Concrete example: an agent can analyze monthly sales in BigQuery, prepare a report in Notion, and send a summary via Slack… without human intervention.
What Challenges for Businesses?
The study “AI Decision Matrix” by AI Builders Research shows that the adoption of MCP poses new challenges for IT departments:
- Interoperability: How to properly integrate these new flows into existing information systems without generating instability?
- Governance: Who validates the actions initiated by the agents?
- Security: How to ensure that access to tools is controlled?
👉 A new generation of IT architectures is emerging, more open, agent-centric, where intelligence is distributed among models, tools, and APIs.
A Future Standard for Distributed AI
If the MCP succeeds in its mission, it could become:
- For AI agents what REST has been for the Web.
- A recognized interoperability standard on a large scale.
- The foundation of safe and maintainable industrial agent ecosystems.
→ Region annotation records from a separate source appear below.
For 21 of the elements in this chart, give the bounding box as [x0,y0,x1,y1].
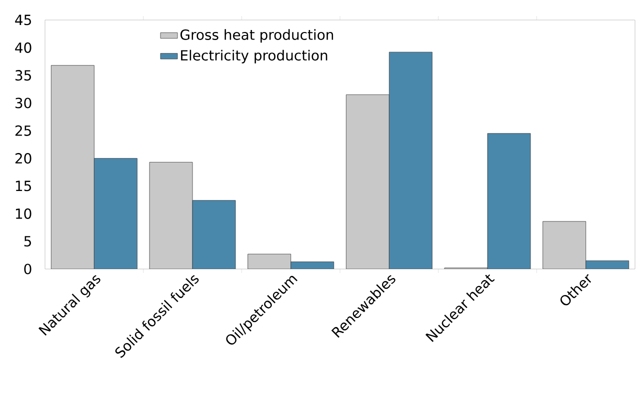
y-tick-label: 25 [15,125,31,136]
bar [389,52,432,269]
y-tick-label: 0 [24,264,32,274]
y-tick-label: 5 [24,236,31,247]
bar [94,158,138,269]
y-tick-label: 45 [15,14,31,26]
bar [51,65,94,269]
legend-label: Gross heat production [180,29,334,43]
bar [346,94,390,269]
y-tick-label: 20 [15,153,32,164]
bar [542,221,586,269]
bar [192,200,236,269]
y-tick-label: 30 [15,98,32,108]
y-tick-label: 15 [16,180,31,192]
y-tick-label: 35 [15,70,31,81]
y-tick-label: 40 [15,42,32,53]
y-tick-label: 10 [16,208,32,219]
bar [488,133,531,269]
bar [248,254,291,269]
legend-label: Electricity production [181,50,328,64]
bar [150,162,192,269]
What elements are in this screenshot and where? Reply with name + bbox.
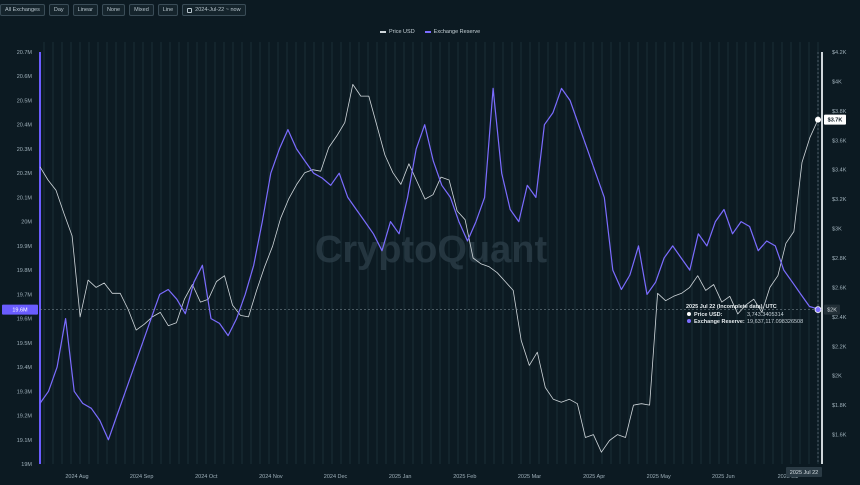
tooltip-title: 2025 Jul 22 (Incomplete data), UTC xyxy=(686,304,777,310)
legend-item-reserve[interactable]: Exchange Reserve xyxy=(424,29,481,35)
right-axis-tick-label: $3K xyxy=(832,227,842,233)
right-axis-tick-label: $2.4K xyxy=(832,315,847,321)
moving-average-none-button[interactable]: None xyxy=(101,4,126,16)
left-axis-tick-label: 19.6M xyxy=(17,317,33,323)
right-axis-tick-label: $3.4K xyxy=(832,168,847,174)
x-axis-tick-label: 2025 Jun xyxy=(712,474,735,480)
left-axis-tick-label: 19.4M xyxy=(17,365,33,371)
right-axis-tick-label: $3.8K xyxy=(832,109,847,115)
reserve-endpoint-dot xyxy=(814,306,822,313)
legend-label-price: Price USD xyxy=(389,29,415,35)
x-axis-tick-label: 2024 Nov xyxy=(259,474,283,480)
left-axis-tick-label: 19.5M xyxy=(17,341,33,347)
price-endpoint-dot xyxy=(815,116,821,123)
left-axis-tick-label: 20M xyxy=(21,220,32,226)
watermark-text: CryptoQuant xyxy=(315,229,548,271)
scale-linear-button[interactable]: Linear xyxy=(72,4,98,16)
right-axis-tick-label: $2.6K xyxy=(832,285,847,291)
right-axis-tick-label: $2.2K xyxy=(832,344,847,350)
left-axis-tick-label: 19.3M xyxy=(17,389,33,395)
bottom-date-marker-text: 2025 Jul 22 xyxy=(790,470,818,476)
left-axis-tick-label: 20.5M xyxy=(17,98,33,104)
chart-mode-mixed-button[interactable]: Mixed xyxy=(129,4,154,16)
interval-day-button[interactable]: Day xyxy=(48,4,69,16)
left-axis-tick-label: 20.2M xyxy=(17,171,33,177)
tooltip-row-label: Price USD: xyxy=(694,312,723,318)
left-axis-tick-label: 19.8M xyxy=(17,268,33,274)
left-axis-tick-label: 20.7M xyxy=(17,50,33,56)
right-axis-marker-badge xyxy=(824,304,840,315)
x-axis-tick-label: 2025 Mar xyxy=(518,474,541,480)
x-axis-tick-label: 2024 Dec xyxy=(324,474,348,480)
legend-swatch-reserve xyxy=(424,31,431,33)
toolbar: All Exchanges Day Linear None Mixed Line… xyxy=(0,4,246,20)
left-axis-tick-label: 20.4M xyxy=(17,123,33,129)
price-label-text: $3.7K xyxy=(828,118,843,124)
x-axis-tick-label: 2025 Apr xyxy=(583,474,605,480)
left-axis-tick-label: 20.6M xyxy=(17,74,33,80)
right-axis-marker-text: $2K xyxy=(827,308,837,314)
tooltip-marker-dot xyxy=(687,319,691,323)
left-axis-tick-label: 19.7M xyxy=(17,292,33,298)
price-usd-line xyxy=(39,84,819,453)
x-axis-tick-label: 2024 Oct xyxy=(195,474,218,480)
tooltip-row-value: 3,743.3405314 xyxy=(747,312,784,318)
left-axis-tick-label: 19.9M xyxy=(17,244,33,250)
right-axis-tick-label: $3.6K xyxy=(832,138,847,144)
chart-legend: Price USD Exchange Reserve xyxy=(380,29,480,35)
price-label-badge xyxy=(824,114,846,125)
right-axis-tick-label: $1.8K xyxy=(832,403,847,409)
right-axis-tick-label: $4K xyxy=(832,79,842,85)
exchange-selector-button[interactable]: All Exchanges xyxy=(0,4,45,16)
calendar-icon xyxy=(187,7,193,13)
left-axis-tick-label: 19M xyxy=(21,462,32,468)
tooltip-marker-dot xyxy=(687,312,691,316)
left-axis-marker-text: 19.6M xyxy=(12,308,28,314)
exchange-reserve-line xyxy=(39,87,819,441)
x-axis-tick-label: 2024 Aug xyxy=(65,474,88,480)
right-axis-tick-label: $3.2K xyxy=(832,197,847,203)
right-axis-tick-label: $2K xyxy=(832,374,842,380)
date-range-picker[interactable]: 2024-Jul-22 ~ now xyxy=(182,4,246,16)
tooltip-row-label: Exchange Reserve: xyxy=(694,319,745,325)
chart-style-line-button[interactable]: Line xyxy=(157,4,179,16)
legend-label-reserve: Exchange Reserve xyxy=(433,29,481,35)
legend-swatch-price xyxy=(380,31,386,33)
x-axis-tick-label: 2025 May xyxy=(647,474,671,480)
left-axis-marker-badge xyxy=(2,304,38,315)
left-axis-tick-label: 20.1M xyxy=(17,195,33,201)
bottom-date-marker-badge xyxy=(786,467,822,477)
x-axis-tick-label: 2024 Sep xyxy=(130,474,154,480)
legend-item-price[interactable]: Price USD xyxy=(380,29,415,35)
right-axis-tick-label: $2.8K xyxy=(832,256,847,262)
right-axis-tick-label: $1.6K xyxy=(832,433,847,439)
right-axis-tick-label: $4.2K xyxy=(832,50,847,56)
date-range-label: 2024-Jul-22 ~ now xyxy=(195,7,241,13)
left-axis-tick-label: 19.1M xyxy=(17,438,33,444)
tooltip-row-value: 19,637,117.098326508 xyxy=(747,319,803,325)
left-axis-tick-label: 19.2M xyxy=(17,414,33,420)
x-axis-tick-label: 2025 Feb xyxy=(453,474,476,480)
x-axis-tick-label: 2025 Jan xyxy=(389,474,412,480)
left-axis-tick-label: 20.3M xyxy=(17,147,33,153)
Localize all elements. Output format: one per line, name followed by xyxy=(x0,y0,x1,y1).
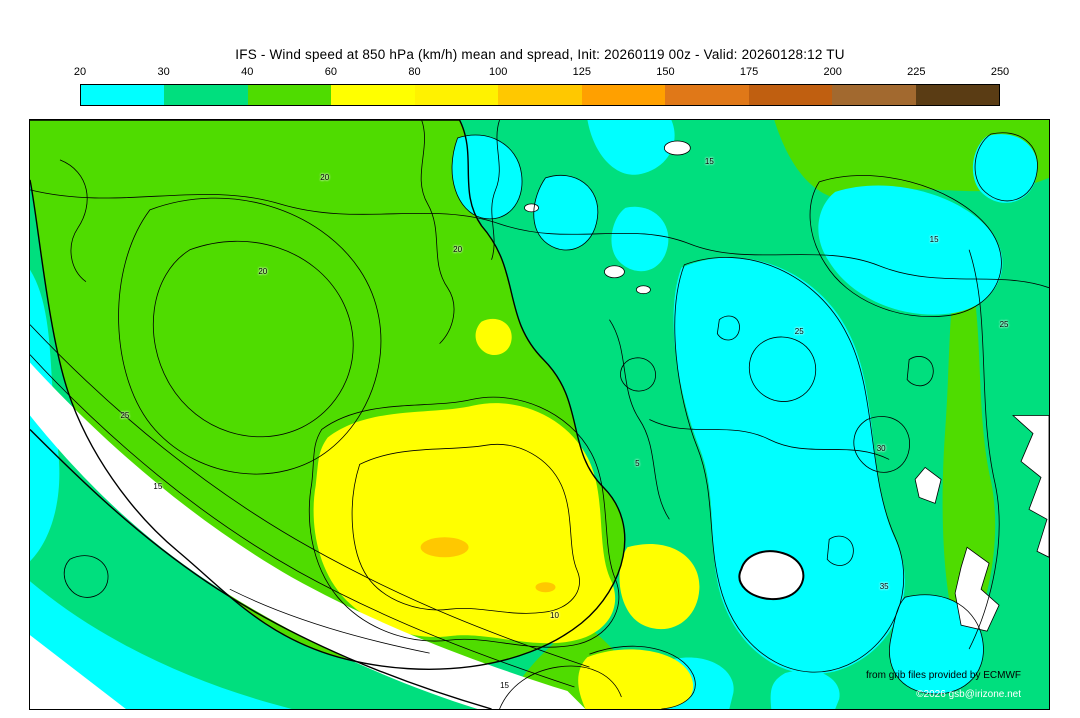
colorbar-tick: 20 xyxy=(73,66,87,78)
contour-label: 20 xyxy=(453,244,463,254)
colorbar-segment xyxy=(915,85,999,105)
page-title: IFS - Wind speed at 850 hPa (km/h) mean … xyxy=(235,47,845,62)
colorbar-tick: 30 xyxy=(157,66,170,78)
colorbar-tick: 250 xyxy=(990,66,1010,78)
contour-label: 15 xyxy=(153,482,163,492)
colorbar-segment xyxy=(832,85,916,105)
colorbar-tick: 100 xyxy=(488,66,508,78)
colorbar-tick: 175 xyxy=(739,66,759,78)
colorbar-segment xyxy=(81,85,165,105)
colorbar-tick: 225 xyxy=(907,66,926,78)
copyright-credit: ©2026 gsb@irizone.net xyxy=(916,689,1021,700)
contour-label: 15 xyxy=(929,234,939,244)
colorbar-segment xyxy=(748,85,833,105)
data-source-credit: from grib files provided by ECMWF xyxy=(865,670,1021,681)
colorbar-segment xyxy=(247,85,332,105)
contour-label: 30 xyxy=(876,444,886,454)
contour-label: 25 xyxy=(999,319,1009,329)
colorbar-segment xyxy=(414,85,499,105)
contour-label: 10 xyxy=(550,611,559,621)
colorbar-tick: 150 xyxy=(656,66,675,78)
colorbar-segment xyxy=(498,85,582,105)
weather-map: 20 20 20 25 15 10 15 5 25 30 15 25 35 15 from grib fi… xyxy=(29,119,1050,710)
colorbar-segments xyxy=(80,84,1000,106)
colorbar-tick: 200 xyxy=(823,66,842,78)
colorbar-segment xyxy=(164,85,248,105)
contour-labels: 20 20 20 25 15 10 15 5 25 30 15 25 35 15 xyxy=(30,120,1049,709)
contour-label: 20 xyxy=(320,172,330,182)
colorbar-tick: 80 xyxy=(408,66,421,78)
colorbar-segment xyxy=(581,85,666,105)
contour-label: 25 xyxy=(120,411,130,421)
colorbar-ticks: 20 30 40 60 80 100 125 150 175 200 225 250 xyxy=(74,66,1009,80)
contour-label: 20 xyxy=(258,266,268,276)
colorbar-tick: 125 xyxy=(572,66,591,78)
contour-label: 15 xyxy=(500,681,509,691)
colorbar-tick: 60 xyxy=(324,66,338,78)
colorbar-segment xyxy=(331,85,415,105)
colorbar-tick: 40 xyxy=(241,66,254,78)
wind-speed-contour-map xyxy=(30,120,1049,709)
contour-label: 5 xyxy=(635,459,640,469)
contour-label: 35 xyxy=(879,582,889,592)
colorbar-segment xyxy=(665,85,749,105)
contour-label: 15 xyxy=(704,156,714,166)
contour-label: 25 xyxy=(794,326,804,336)
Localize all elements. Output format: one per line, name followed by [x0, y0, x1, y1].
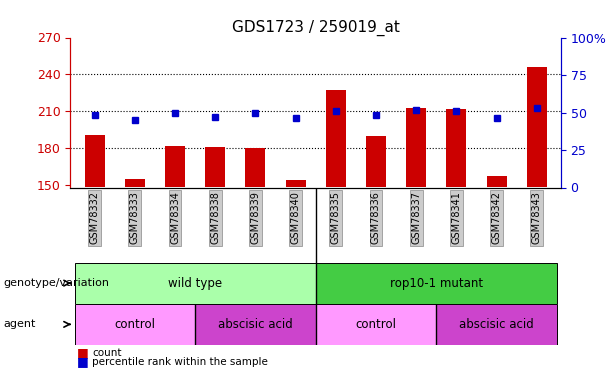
- Bar: [366, 136, 386, 188]
- Bar: [195, 304, 316, 345]
- Bar: [446, 109, 466, 188]
- Text: ■: ■: [77, 356, 88, 368]
- Bar: [436, 304, 557, 345]
- Text: GSM78341: GSM78341: [451, 191, 462, 244]
- Bar: [75, 262, 316, 304]
- Bar: [125, 179, 145, 188]
- Bar: [316, 262, 557, 304]
- Text: agent: agent: [3, 320, 36, 329]
- Bar: [527, 67, 547, 188]
- Text: GSM78337: GSM78337: [411, 191, 421, 244]
- Bar: [406, 108, 426, 188]
- Text: count: count: [92, 348, 121, 357]
- Text: GSM78336: GSM78336: [371, 191, 381, 244]
- Text: control: control: [114, 318, 155, 331]
- Text: genotype/variation: genotype/variation: [3, 278, 109, 288]
- Text: GSM78340: GSM78340: [291, 191, 300, 244]
- Text: GSM78342: GSM78342: [492, 191, 501, 244]
- Text: ■: ■: [77, 346, 88, 359]
- Text: GSM78332: GSM78332: [89, 191, 100, 244]
- Bar: [85, 135, 105, 188]
- Text: GSM78339: GSM78339: [250, 191, 261, 244]
- Text: abscisic acid: abscisic acid: [218, 318, 293, 331]
- Text: GSM78333: GSM78333: [130, 191, 140, 244]
- Text: GSM78334: GSM78334: [170, 191, 180, 244]
- Text: rop10-1 mutant: rop10-1 mutant: [390, 277, 483, 290]
- Bar: [316, 304, 436, 345]
- Text: control: control: [356, 318, 397, 331]
- Bar: [75, 304, 195, 345]
- Text: abscisic acid: abscisic acid: [459, 318, 534, 331]
- Text: wild type: wild type: [168, 277, 222, 290]
- Bar: [286, 180, 306, 188]
- Bar: [245, 148, 265, 188]
- Text: GSM78335: GSM78335: [331, 191, 341, 244]
- Bar: [205, 147, 225, 188]
- Text: GSM78338: GSM78338: [210, 191, 220, 244]
- Text: percentile rank within the sample: percentile rank within the sample: [92, 357, 268, 367]
- Text: GSM78343: GSM78343: [531, 191, 542, 244]
- Bar: [326, 90, 346, 188]
- Bar: [165, 146, 185, 188]
- Title: GDS1723 / 259019_at: GDS1723 / 259019_at: [232, 20, 400, 36]
- Bar: [487, 176, 506, 188]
Today, each MCP server exposes its tools as a set of formalized capabilities. Tomorrow, companies could publish their “MCP stacks” just as they publish public APIs.
General Architecture of the MCP Explained for Dummies

Host with an MCP client:
- The Host (your computer) contains an MCP client (could be Claude, an IDE, or other tools).
- This client communicates with several MCP servers via the MCP protocol.
2. MCP Servers:
- MCP Server A: connected to a local data source A.
- MCP Server B: connected to a local data source B.
- MCP Server C: connected to a remote service C via Web APIs.
3. Connections:
- Each server communicates with the client via the MCP protocol.
- Then, the MCP servers each communicate with their respective data sources (local or remote).
4. Summary:
- The MCP client is the central point that interacts with multiple MCP servers.
- These MCP servers manage either local sources (e.g., local databases) or remote services (via the Internet).
- This architecture allows an MCP tool to communicate transparently with different local databases and remote services without worrying about the underlying implementation details.
Conclusion: MCP, Towards a New Era of Connected AI
The Model Context Protocol is much more than a technical evolution: it is a paradigm shift. By making AIs actionable, contextually intelligent, and interoperable, the MCP unleashes a wave of innovations in intelligent automation. Autonomous agents, agile information systems, orchestration of complex tasks… Everything becomes possible with a few lines of JSON and a bit of configuration. For businesses, the time is not for resistance but for anticipation. Because, as often in tech, those who equip themselves early will reap the greatest benefits.
In my opinion, the MCP will establish itself as an essential standard in the coming months for all AIs on the market. This protocol will enable artificial intelligences to interact effectively with various tools through simple prompts. I am convinced that this technology will experience significant growth and become a reference in the field.